Limitations You Should Know

Closed source and vendor-locked: You're dependent on Alibaba Cloud's infrastructure, uptime, and pricing decisions. No weights, no fine-tuning, no self-hosting. If that's a dealbreaker, Qwen 3.5 open-source is the alternative.
Qwen3-Max-Thinking is text-only: No image, audio, or video input. Qwen3.5-Max-Preview will add multimodal capabilities, but it's not available yet.
Slower than most frontier models: ~38 tokens/second for Qwen3-Max-Thinking. Thinking mode adds further latency. Don't use this for real-time chat applications where speed matters more than depth.
Real-world coding trails the leaders: SWE-bench scores of 75-76 put both Max models behind Claude Opus 4.5 and GPT-5.2 for practical software engineering. Benchmark coding and production coding are different skills.
Self-reported benchmarks: All numbers for both Max models come from Alibaba. Independent testing on LMArena confirms the models are legitimately strong, but specific benchmark figures should be taken as directional rather than absolute.
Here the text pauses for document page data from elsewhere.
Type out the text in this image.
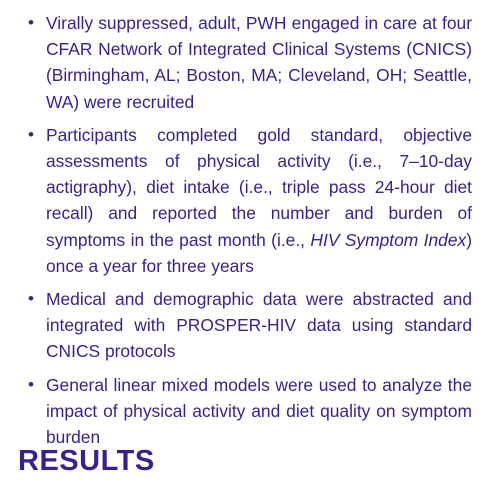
• Virally suppressed, adult, PWH engaged in care at four CFAR Network of Integrated Clinical Systems (CNICS) (Birmingham, AL; Boston, MA; Cleveland, OH; Seattle, WA) were recruited
• Participants completed gold standard, objective assessments of physical activity (i.e., 7–10-day actigraphy), diet intake (i.e., triple pass 24-hour diet recall) and reported the number and burden of symptoms in the past month (i.e., HIV Symptom Index) once a year for three years
• Medical and demographic data were abstracted and integrated with PROSPER-HIV data using standard CNICS protocols
• General linear mixed models were used to analyze the impact of physical activity and diet quality on symptom burden
RESULTS
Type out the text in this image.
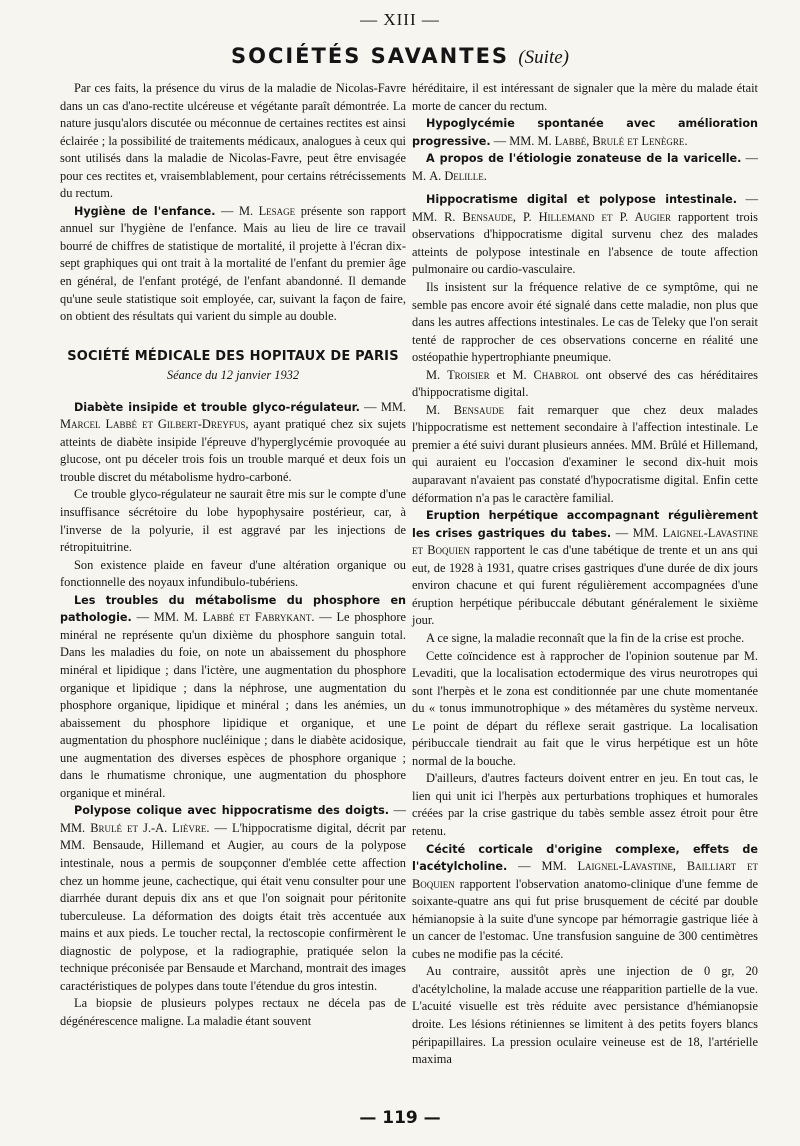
— XIII —
SOCIÉTÉS SAVANTES (Suite)

Par ces faits, la présence du virus de la maladie de Nicolas-Favre dans un cas d'ano-rectite ulcéreuse et végétante paraît démontrée. La nature jusqu'alors discutée ou méconnue de certaines rectites est ainsi éclairée ; la possibilité de traitements médicaux, analogues à ceux qui sont utilisés dans la maladie de Nicolas-Favre, peut être envisagée pour ces rectites et, vraisemblablement, pour certains rétrécissements du rectum.

Hygiène de l'enfance. — M. Lesage présente son rapport annuel sur l'hygiène de l'enfance. Mais au lieu de lire ce travail bourré de chiffres de statistique de mortalité, il projette à l'écran dix-sept graphiques qui ont trait à la mortalité de l'enfant du premier âge en général, de l'enfant protégé, de l'enfant abandonné. Il demande qu'une seule statistique soit employée, car, suivant la façon de faire, on obtient des résultats qui varient du simple au double.

SOCIÉTÉ MÉDICALE DES HOPITAUX DE PARIS
Séance du 12 janvier 1932

Diabète insipide et trouble glyco-régulateur. — MM. Marcel Labbé et Gilbert-Dreyfus, ayant pratiqué chez six sujets atteints de diabète insipide l'épreuve d'hyperglycémie provoquée au glucose, ont pu déceler trois fois un trouble marqué et deux fois un trouble discret du métabolisme hydro-carboné.

Ce trouble glyco-régulateur ne saurait être mis sur le compte d'une insuffisance sécrétoire du lobe hypophysaire postérieur, car, à l'inverse de la polyurie, il est aggravé par les injections de rétropituitrine.

Son existence plaide en faveur d'une altération organique ou fonctionnelle des noyaux infundibulo-tubériens.

Les troubles du métabolisme du phosphore en pathologie. — MM. M. Labbé et Fabrykant. — Le phosphore minéral ne représente qu'un dixième du phosphore sanguin total. Dans les maladies du foie, on note un abaissement du phosphore minéral et lipidique ; dans l'ictère, une augmentation du phosphore organique et lipidique ; dans la néphrose, une augmentation du phosphore organique, lipidique et minéral ; dans les anémies, un abaissement du phosphore lipidique et organique, et une augmentation du phosphore nucléinique ; dans le diabète acidosique, une augmentation des diverses espèces de phosphore organique ; dans le rhumatisme chronique, une augmentation du phosphore organique et minéral.

Polypose colique avec hippocratisme des doigts. — MM. Brulé et J.-A. Lièvre. — L'hippocratisme digital, décrit par MM. Bensaude, Hillemand et Augier, au cours de la polypose intestinale, nous a permis de soupçonner d'emblée cette affection chez un homme jeune, cachectique, qui était venu consulter pour une diarrhée durant depuis dix ans et que l'on soignait pour péritonite tuberculeuse. La déformation des doigts était très accentuée aux mains et aux pieds. Le toucher rectal, la rectoscopie confirmèrent le diagnostic de polypose, et la radiographie, pratiquée selon la technique préconisée par Bensaude et Marchand, montrait des images caractéristiques de polypes dans toute l'étendue du gros intestin.

La biopsie de plusieurs polypes rectaux ne décela pas de dégénérescence maligne. La maladie étant souvent

héréditaire, il est intéressant de signaler que la mère du malade était morte de cancer du rectum.

Hypoglycémie spontanée avec amélioration progressive. — MM. M. Labbé, Brulé et Lenègre.

A propos de l'étiologie zonateuse de la varicelle. — M. A. Delille.

Hippocratisme digital et polypose intestinale. — MM. R. Bensaude, P. Hillemand et P. Augier rapportent trois observations d'hippocratisme digital survenu chez des malades atteints de polypose intestinale en l'absence de toute affection pulmonaire ou cardio-vasculaire.

Ils insistent sur la fréquence relative de ce symptôme, qui ne semble pas encore avoir été signalé dans cette maladie, non plus que dans les autres affections intestinales. Le cas de Teleky que l'on serait tenté de rapprocher de ces observations concerne en réalité une ostéopathie hypertrophiante pneumique.

M. Troisier et M. Chabrol ont observé des cas héréditaires d'hippocratisme digital.

M. Bensaude fait remarquer que chez deux malades l'hippocratisme est nettement secondaire à l'affection intestinale. Le premier a été suivi durant plusieurs années. MM. Brûlé et Hillemand, qui auraient eu l'occasion d'examiner le second dix-huit mois auparavant n'avaient pas constaté d'hypocratisme digital. Enfin cette déformation n'a pas le caractère familial.

Eruption herpétique accompagnant régulièrement les crises gastriques du tabes. — MM. Laignel-Lavastine et Boquien rapportent le cas d'une tabétique de trente et un ans qui eut, de 1928 à 1931, quatre crises gastriques d'une durée de dix jours environ chacune et qui furent régulièrement accompagnées d'une éruption herpétique péribuccale débutant généralement le sixième jour.

A ce signe, la maladie reconnaît que la fin de la crise est proche.

Cette coïncidence est à rapprocher de l'opinion soutenue par M. Levaditi, que la localisation ectodermique des virus neurotropes qui sont l'herpès et le zona est conditionnée par une chute momentanée du « tonus immunotrophique » des métamères du système nerveux. Le point de départ du réflexe serait gastrique. La localisation péribuccale tiendrait au fait que le virus herpétique est un hôte normal de la bouche.

D'ailleurs, d'autres facteurs doivent entrer en jeu. En tout cas, le lien qui unit ici l'herpès aux perturbations trophiques et humorales créées par la crise gastrique du tabès semble assez étroit pour être retenu.

Cécité corticale d'origine complexe, effets de l'acétylcholine. — MM. Laignel-Lavastine, Bailliart et Boquien rapportent l'observation anatomo-clinique d'une femme de soixante-quatre ans qui fut prise brusquement de cécité par double hémianopsie à la suite d'une syncope par hémorragie gastrique liée à un cancer de l'estomac. Une transfusion sanguine de 300 centimètres cubes ne modifie pas la cécité.

Au contraire, aussitôt après une injection de 0 gr, 20 d'acétylcholine, la malade accuse une réapparition partielle de la vue. L'acuité visuelle est très réduite avec persistance d'hémianopsie droite. Les lésions rétiniennes se limitent à des petits foyers blancs péripapillaires. La pression oculaire veineuse est de 18, l'artérielle maxima

— 119 —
3.5-Max-Preview availability is uncertain: There's no public timeline for API access. Planning a product around a model still in anonymous arena testing carries real risk.
Context window pricing jump: DashScope charges $1.20/$6.00 for prompts under 128K tokens, but that jumps to $3.00/$15.00 for longer contexts. If your use case involves long documents, the cost advantage over competitors shrinks considerably at the higher tier.